さらにカウンターも良い形で発動できていた。
そこで大きな役割を果たしたのが、左サイドハーフに入った田中順也だった。
ハーフスペースにポジションを取りながら、そこからドリブルで仕掛け、逆サイドに流れることで相手の守備を引っ張り、チャンスを創出していた。
2トップが警戒される中、その近くまで以下にボールを運ぶかということを考えたとき、田中の存在は大きな意味を持つ。
パスミスも散見されたが、攻撃に力を発揮できる田中を巧く活かすことは得点力アップに繋がる。
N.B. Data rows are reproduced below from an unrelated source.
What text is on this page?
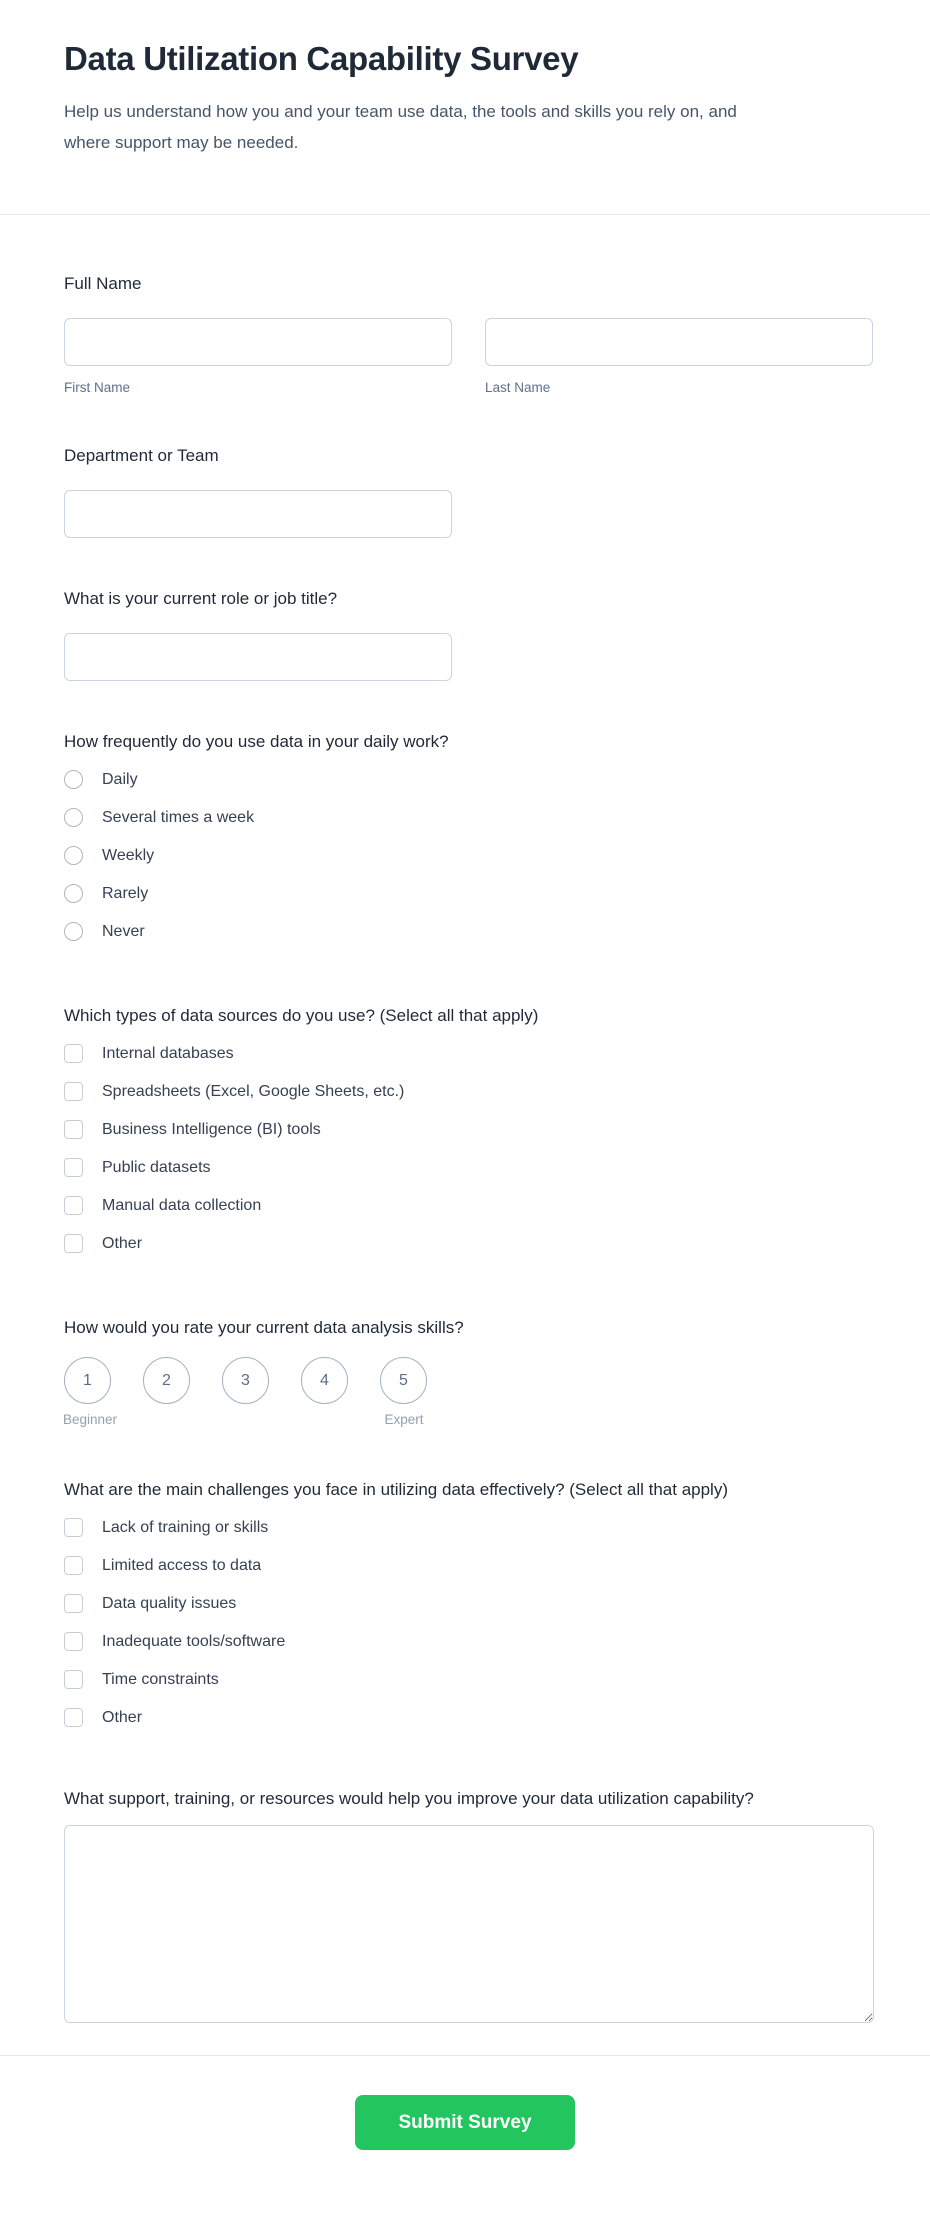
Data Utilization Capability Survey
Help us understand how you and your team use data, the tools and skills you rely on, and where support may be needed.
Full Name
First Name	Last Name
Department or Team
What is your current role or job title?
How frequently do you use data in your daily work?
Daily
Several times a week
Weekly
Rarely
Never
Which types of data sources do you use? (Select all that apply)
Internal databases
Spreadsheets (Excel, Google Sheets, etc.)
Business Intelligence (BI) tools
Public datasets
Manual data collection
Other
How would you rate your current data analysis skills?
1	2	3	4	5
Beginner	Expert
What are the main challenges you face in utilizing data effectively? (Select all that apply)
Lack of training or skills
Limited access to data
Data quality issues
Inadequate tools/software
Time constraints
Other
What support, training, or resources would help you improve your data utilization capability?
Submit Survey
 この田中の動きを引き出したのは、ハーフタイムでの修正だった。
後半は三田が最終ラインまで落ちて、そこでビルドアップ役を担った。
同時にサイドバックとサイドハーフの縦関係をずらすことで、サイドとハーフスペースを使えるようになった。
これによってティーラトンの注意すべき視野角は180度に限定され、持ち前のボールを縦に運ぶ動きが復活した。
結果として、田中がハーフスペースでボールを受ける機会が増えた。
自分でも動きながら、サイドにボールを散らすことのできる三田のプレーが活きていた。

 田中の切れのある動きに対して、これに巧く連動してほしい郷家は、やや消極的だったように思う。
郷家の持ち味は、周りを巧く使いながら攻撃を組み立てていくプレーにある。
しかしゴール近くでは、自分で仕掛ける姿勢も見せて欲しい。
この試合では2度ほど、チャンスを迎えたが、いずれも周りを使おうとして、結果的に得点を生み出すことはできなかった。
郷家はテクニックもあり、視野も広い。
それであるが故に、より確率の高い方法を選択してしまうのだろうが、それだけでは相手に怖さを与えることはできない。
やはり時には、自分で強引にシュートを狙っていく姿勢も見せて欲しい。
ポジショニングも間違っておらず、冷静にプレーできている。
良い形でペナルティエリア内に入っていくことができているのが、その証左だ。
周りにシュート技術の高い選手が多いため、そこを使おうとする気持ちは解るが、やはり時にはエゴイスティックに動くことも必要となる。



 76分に渡邉との交代で投入された小川慶治朗は、「らしいプレー」を見せた。
2点差を追いかける展開の中、裏を狙う小川のスピードは、それまでの神戸にはない異質なものだったため、横浜FM守備陣は対応に苦慮していた。
ボールがこなくとも、サイドでアップダウンを繰り返すことで、横浜FMの左サイドを翻弄した小川だが、この試合でもシュートチャンスを創出した。
シュートは相手を慌てさせるには至らなかったが、この動きこそが小川の真骨頂だ。
ボールとは無関係に、動きだけで相手守備陣と駆け引きができる選手は、そういるものではない。
この動きができる限り、小川には出場チャンスは巡ってくるだろう。
果敢に相手の裏を狙いにいく小川ならば、いずれ大きな仕事をしてくれるような気がしている。

 ここまで見てきたことでも解るように、横浜FMとの間にそれほど大きな差はない。
攻撃に特徴のあるチーム同士の対戦であるため、流れをつかむなどのちょっとした差で、結果は大きく異なってくる。
ヴィッセルについて言えば、やや試合勘が薄れているように感じられた。
15連戦という「特殊状況」の中で張り詰めていた部分が、少しだけ緩んだのかもしれない。
前記したパスの乱れや守備時の対応ミスなどは、ここに原因がある可能性はある。
もしそうであるならば、次の試合は期待が持てる。
競馬の世界には「叩き2戦目」という言葉がある。
休養明けの馬を使う場合、目標とするレースは2戦目にするのが良いという意味だ。
休養明けに一つ実戦を経験することで、その後は大幅な良化が見込める。
選手個々のプレーは決して悪いものではなかっただけに、この試合でスイッチが入ることを期待したい。

 プレーオフ2ndレグを良い形で迎えるためにも、中3日でやってくる天皇杯を大事に戦って欲しい。
相手は福岡大学。
藤田をはじめとして、数多くのJリーガーを輩出している名門大学ではあるが、格の違いは明らかだ。
それだけに福岡大は「負けてもともと」という開き直りができる。
これには注意が必要だ。
受けて戦うのではなく、最初から圧倒して叩き潰すという気持ちで臨むべきだろう。
ご存知の通り、天皇杯はAFCアジアチャンピオンズリーグに直結する大会だ。
ここで最高のスタートを切ると同時に、チームを再び戦闘体制に切り替えるハンドリングを、吉田監督には期待したい。